Sebastian Ofners peinlicher Irrtum bei den Australian Open schlägt weiter hohe Wellen, nun auch international. Der vorzeitige Jubel des Steirers im entscheidenden Match-Tiebreak machte ihn nicht nur zum tragischen Verlierer der Qualifikation, sondern auch zur Zielscheibe für Spott aus dem Ausland.
Die britische Daily Mail stempelte Ofner in einem Bericht gar als "biggest loser" der Australian Open ab. Hintergrund ist die Szene, in der der Österreicher beim Stand von 7:1 im finalen Tiebreak bereits den Sieg feierte und dabei vergaß, dass in Melbourne im Entscheidungssatz bis zehn Punkte gespielt wird.
Nach der abrupten Unterbrechung kippte das Match komplett. US-Youngster Nishesh Basavareddy startete eine unglaubliche Aufholjagd, gewann den Tiebreak noch 13:11 – und setzte nach dem Match sogar noch einen drauf.
Der Amerikaner verspottete Ofner offen: Mit beiden Händen um den eigenen Hals deutete er eine sogenannte "Choke"-Geste an.

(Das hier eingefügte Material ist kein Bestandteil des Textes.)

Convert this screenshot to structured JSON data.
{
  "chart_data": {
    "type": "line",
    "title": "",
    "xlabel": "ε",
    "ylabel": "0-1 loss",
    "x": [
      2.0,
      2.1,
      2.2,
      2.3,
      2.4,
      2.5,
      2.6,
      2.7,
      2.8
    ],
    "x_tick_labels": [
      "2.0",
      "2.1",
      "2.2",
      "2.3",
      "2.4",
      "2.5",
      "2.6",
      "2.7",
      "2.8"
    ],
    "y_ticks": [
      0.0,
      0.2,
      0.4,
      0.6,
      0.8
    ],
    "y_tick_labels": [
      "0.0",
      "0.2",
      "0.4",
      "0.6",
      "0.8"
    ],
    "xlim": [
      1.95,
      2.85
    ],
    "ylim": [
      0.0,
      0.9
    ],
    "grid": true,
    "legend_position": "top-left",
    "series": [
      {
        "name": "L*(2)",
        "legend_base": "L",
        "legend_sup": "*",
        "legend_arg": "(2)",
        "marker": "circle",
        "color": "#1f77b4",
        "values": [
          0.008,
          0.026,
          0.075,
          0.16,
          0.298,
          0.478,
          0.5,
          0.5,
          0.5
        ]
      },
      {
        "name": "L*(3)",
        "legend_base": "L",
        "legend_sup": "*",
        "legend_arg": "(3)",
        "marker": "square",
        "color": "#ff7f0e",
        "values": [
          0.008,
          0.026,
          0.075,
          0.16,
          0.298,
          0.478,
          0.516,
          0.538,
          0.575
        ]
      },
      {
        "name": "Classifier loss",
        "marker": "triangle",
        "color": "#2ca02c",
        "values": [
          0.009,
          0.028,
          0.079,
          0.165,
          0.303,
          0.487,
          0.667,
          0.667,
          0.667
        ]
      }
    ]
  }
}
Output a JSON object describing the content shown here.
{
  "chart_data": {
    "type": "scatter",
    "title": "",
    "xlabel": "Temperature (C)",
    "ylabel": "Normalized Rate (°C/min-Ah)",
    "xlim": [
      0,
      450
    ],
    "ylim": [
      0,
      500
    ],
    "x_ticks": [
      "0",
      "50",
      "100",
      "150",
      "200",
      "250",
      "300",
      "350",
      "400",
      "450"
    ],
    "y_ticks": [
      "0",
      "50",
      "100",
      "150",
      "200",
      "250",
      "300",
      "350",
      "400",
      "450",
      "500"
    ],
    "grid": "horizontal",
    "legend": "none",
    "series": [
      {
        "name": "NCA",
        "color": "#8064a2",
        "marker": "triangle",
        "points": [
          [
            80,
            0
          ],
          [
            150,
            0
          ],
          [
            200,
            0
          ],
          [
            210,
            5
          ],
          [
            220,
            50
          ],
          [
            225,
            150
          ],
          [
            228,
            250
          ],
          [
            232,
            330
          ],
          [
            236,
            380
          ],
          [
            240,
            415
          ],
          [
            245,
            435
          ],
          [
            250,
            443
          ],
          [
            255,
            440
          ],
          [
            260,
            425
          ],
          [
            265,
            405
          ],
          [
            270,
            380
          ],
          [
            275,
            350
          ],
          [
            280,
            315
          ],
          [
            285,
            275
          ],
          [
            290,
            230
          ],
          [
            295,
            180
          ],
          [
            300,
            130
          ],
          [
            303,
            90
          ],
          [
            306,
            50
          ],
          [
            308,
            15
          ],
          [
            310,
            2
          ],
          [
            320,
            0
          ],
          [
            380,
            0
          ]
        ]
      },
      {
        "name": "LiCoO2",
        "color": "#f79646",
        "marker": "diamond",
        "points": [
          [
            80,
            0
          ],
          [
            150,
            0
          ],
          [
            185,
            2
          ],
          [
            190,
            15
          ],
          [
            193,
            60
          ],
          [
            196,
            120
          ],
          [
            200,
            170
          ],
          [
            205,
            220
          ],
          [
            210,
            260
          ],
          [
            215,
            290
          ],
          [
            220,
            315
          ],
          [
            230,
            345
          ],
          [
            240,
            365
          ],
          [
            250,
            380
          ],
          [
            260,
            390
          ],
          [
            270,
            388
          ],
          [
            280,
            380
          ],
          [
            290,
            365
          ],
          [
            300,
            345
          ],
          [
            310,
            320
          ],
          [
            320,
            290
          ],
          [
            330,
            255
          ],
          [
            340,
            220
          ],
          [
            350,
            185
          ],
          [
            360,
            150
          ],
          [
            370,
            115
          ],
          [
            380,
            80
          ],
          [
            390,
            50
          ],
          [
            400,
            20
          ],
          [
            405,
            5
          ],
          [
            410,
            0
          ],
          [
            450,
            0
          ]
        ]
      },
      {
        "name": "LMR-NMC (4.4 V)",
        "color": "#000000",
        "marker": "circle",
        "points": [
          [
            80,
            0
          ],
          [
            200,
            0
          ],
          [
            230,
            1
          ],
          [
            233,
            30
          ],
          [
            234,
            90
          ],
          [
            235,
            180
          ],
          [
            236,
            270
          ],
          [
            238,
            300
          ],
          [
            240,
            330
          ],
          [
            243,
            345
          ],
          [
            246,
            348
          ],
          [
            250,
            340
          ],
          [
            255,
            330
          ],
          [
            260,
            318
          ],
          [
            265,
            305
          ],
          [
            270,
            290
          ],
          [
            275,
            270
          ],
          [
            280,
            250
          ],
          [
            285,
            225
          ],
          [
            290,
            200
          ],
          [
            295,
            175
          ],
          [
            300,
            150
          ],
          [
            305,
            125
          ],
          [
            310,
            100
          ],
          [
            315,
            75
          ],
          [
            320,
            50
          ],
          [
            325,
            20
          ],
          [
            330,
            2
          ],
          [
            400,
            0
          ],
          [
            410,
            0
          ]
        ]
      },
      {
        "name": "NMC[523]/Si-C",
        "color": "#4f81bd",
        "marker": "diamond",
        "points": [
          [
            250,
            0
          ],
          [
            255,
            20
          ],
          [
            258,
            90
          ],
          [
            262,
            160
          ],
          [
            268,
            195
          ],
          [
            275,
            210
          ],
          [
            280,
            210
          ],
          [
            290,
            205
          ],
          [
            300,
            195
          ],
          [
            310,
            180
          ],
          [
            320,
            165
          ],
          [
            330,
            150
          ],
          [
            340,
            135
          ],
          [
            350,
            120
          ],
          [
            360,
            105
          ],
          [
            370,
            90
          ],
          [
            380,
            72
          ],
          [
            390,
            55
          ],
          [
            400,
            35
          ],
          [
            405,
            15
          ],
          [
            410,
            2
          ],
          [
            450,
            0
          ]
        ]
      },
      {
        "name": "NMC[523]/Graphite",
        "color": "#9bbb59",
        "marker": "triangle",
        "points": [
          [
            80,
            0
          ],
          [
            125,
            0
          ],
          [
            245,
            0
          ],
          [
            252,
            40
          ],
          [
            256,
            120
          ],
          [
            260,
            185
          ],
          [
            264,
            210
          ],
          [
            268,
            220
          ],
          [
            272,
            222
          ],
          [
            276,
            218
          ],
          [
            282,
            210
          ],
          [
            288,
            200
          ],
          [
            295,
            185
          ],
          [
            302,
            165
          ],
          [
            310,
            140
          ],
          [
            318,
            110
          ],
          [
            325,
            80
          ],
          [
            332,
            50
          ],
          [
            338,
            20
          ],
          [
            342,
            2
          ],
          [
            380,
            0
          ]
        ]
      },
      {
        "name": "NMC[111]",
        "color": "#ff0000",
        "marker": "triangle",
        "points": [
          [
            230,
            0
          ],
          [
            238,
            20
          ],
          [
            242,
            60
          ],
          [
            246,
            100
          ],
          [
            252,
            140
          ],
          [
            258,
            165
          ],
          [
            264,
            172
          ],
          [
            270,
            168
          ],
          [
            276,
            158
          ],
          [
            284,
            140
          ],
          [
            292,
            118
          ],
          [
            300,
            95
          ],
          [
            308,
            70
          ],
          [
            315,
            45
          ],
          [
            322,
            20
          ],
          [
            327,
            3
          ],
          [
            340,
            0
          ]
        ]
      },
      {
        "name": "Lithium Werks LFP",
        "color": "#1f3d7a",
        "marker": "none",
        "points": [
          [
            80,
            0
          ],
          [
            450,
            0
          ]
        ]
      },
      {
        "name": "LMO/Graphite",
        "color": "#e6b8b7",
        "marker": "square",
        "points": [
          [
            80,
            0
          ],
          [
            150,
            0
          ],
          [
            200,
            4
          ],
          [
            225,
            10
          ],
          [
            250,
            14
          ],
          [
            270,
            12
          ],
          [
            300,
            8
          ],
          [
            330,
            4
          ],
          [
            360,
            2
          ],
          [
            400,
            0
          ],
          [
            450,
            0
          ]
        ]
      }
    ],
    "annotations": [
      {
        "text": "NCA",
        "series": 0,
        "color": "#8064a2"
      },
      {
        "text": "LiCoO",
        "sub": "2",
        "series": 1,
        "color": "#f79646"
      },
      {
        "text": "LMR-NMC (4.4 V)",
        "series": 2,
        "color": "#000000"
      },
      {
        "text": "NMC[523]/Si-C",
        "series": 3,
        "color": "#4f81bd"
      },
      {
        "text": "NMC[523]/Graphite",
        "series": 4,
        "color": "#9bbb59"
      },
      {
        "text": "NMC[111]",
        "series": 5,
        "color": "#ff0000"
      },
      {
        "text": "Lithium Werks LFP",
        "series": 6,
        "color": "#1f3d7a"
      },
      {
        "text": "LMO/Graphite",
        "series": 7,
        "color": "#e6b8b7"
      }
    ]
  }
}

Im englischen Sportjargon steht "to choke" für das Versagen in einer klaren Siegposition – wenn einem Athleten im entscheidenden Moment die Nerven flattern und ein sicher geglaubter Erfolg noch verspielt wird.
Eine Szene, die in sozialen Netzwerken rasch die Runde machte und Ofners ohnehin schmerzhaftes Aus endgültig zur internationalen Lachnummer werden ließ.